Dass die CDU dies nun aber als Verhinderung von Zukunftschancen und als „Politik der verbrannten Erde“ (CDU-Fraktionschef Jöbges) bezeichnet, ist schon absurd.
Im Gegenteil: fruchtbare Erde und somit wertvolle Landschaft wird erhalten, das NSG Neandertal wird an seinem empfindlichen Rand geschützt. Ganz im Sinne von NRW-Umweltminister Uhlenberg (CDU), der den Flächenverbrauch stoppen will. Es wäre geradezu ein Schildbürgerstreich, die Neanderhöhe zu bebauen, angesichts des Masterplans Natur-Kultur-Neandertal des Kreises, der die touristische und ökologische Seite des Neandertales fördern will.
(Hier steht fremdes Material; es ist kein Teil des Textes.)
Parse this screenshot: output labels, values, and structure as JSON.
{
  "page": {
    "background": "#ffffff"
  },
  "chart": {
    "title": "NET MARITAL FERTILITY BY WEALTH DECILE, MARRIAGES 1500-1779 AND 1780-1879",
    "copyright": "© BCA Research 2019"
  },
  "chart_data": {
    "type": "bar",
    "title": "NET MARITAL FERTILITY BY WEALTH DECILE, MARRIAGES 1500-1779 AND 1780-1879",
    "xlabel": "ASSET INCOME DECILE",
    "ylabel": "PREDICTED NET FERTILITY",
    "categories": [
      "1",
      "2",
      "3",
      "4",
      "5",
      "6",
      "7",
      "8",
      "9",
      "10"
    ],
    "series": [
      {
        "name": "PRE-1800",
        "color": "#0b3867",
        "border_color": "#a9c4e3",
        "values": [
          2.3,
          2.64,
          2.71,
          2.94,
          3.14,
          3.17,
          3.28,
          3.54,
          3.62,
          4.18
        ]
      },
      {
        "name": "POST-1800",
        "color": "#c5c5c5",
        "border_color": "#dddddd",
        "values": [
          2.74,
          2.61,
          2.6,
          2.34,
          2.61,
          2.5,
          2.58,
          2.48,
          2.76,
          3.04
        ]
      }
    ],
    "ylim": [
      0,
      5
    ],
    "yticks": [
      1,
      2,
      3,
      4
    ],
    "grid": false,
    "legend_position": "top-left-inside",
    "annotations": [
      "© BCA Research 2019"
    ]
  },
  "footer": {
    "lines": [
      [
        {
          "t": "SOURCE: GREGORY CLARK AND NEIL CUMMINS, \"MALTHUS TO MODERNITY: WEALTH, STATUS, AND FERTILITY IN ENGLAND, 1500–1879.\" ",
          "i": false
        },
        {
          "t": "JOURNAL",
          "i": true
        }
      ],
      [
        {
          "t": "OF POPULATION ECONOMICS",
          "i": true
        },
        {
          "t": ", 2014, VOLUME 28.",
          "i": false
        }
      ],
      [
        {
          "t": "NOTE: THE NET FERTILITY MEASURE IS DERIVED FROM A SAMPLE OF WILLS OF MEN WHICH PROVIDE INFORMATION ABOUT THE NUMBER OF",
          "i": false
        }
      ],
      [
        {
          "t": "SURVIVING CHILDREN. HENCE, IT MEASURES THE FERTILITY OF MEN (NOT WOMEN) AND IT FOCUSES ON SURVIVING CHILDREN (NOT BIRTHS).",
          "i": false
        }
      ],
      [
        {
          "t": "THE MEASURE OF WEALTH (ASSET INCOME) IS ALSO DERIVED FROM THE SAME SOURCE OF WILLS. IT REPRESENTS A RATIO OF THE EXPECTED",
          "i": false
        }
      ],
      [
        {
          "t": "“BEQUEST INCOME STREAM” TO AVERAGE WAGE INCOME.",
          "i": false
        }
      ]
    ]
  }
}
Genügend Gewerbeflächen stehen leer (Unterfeldhaus), unsere Nachbargemeinden mit besserem Verkehrsanschluss (z.B. Hilden Giesenheide) werden ihre Flächen nicht los. Die alten Gewerbe-/ Industrieplanungen auf der Neanderhöhe waren 1981 rein pro forma, da man der Firma Pose Marré ein Ausweichgrundstück anbieten musste, damit diese weiter produzieren konnte, ohne dadurch aber real zu erschließende Flächen in Erkrath zu blockieren.
Die Erarbeitung eines Stadtentwicklungskonzeptes ist nötig sowie ein intensiveres Stadtmarketing, um der Zukunft gerecht zu werden: angesichts zurückgehender Einwohnerzahlen müssen die bestehenden Viertel und ihre Bewohner gefördert werden. All das ist von der Gestaltungsmehrheit SPD-Grüne-BmU nun eingeleitet worden, nachdem CDU und FDP dies 10 Jahre verhindert hatten.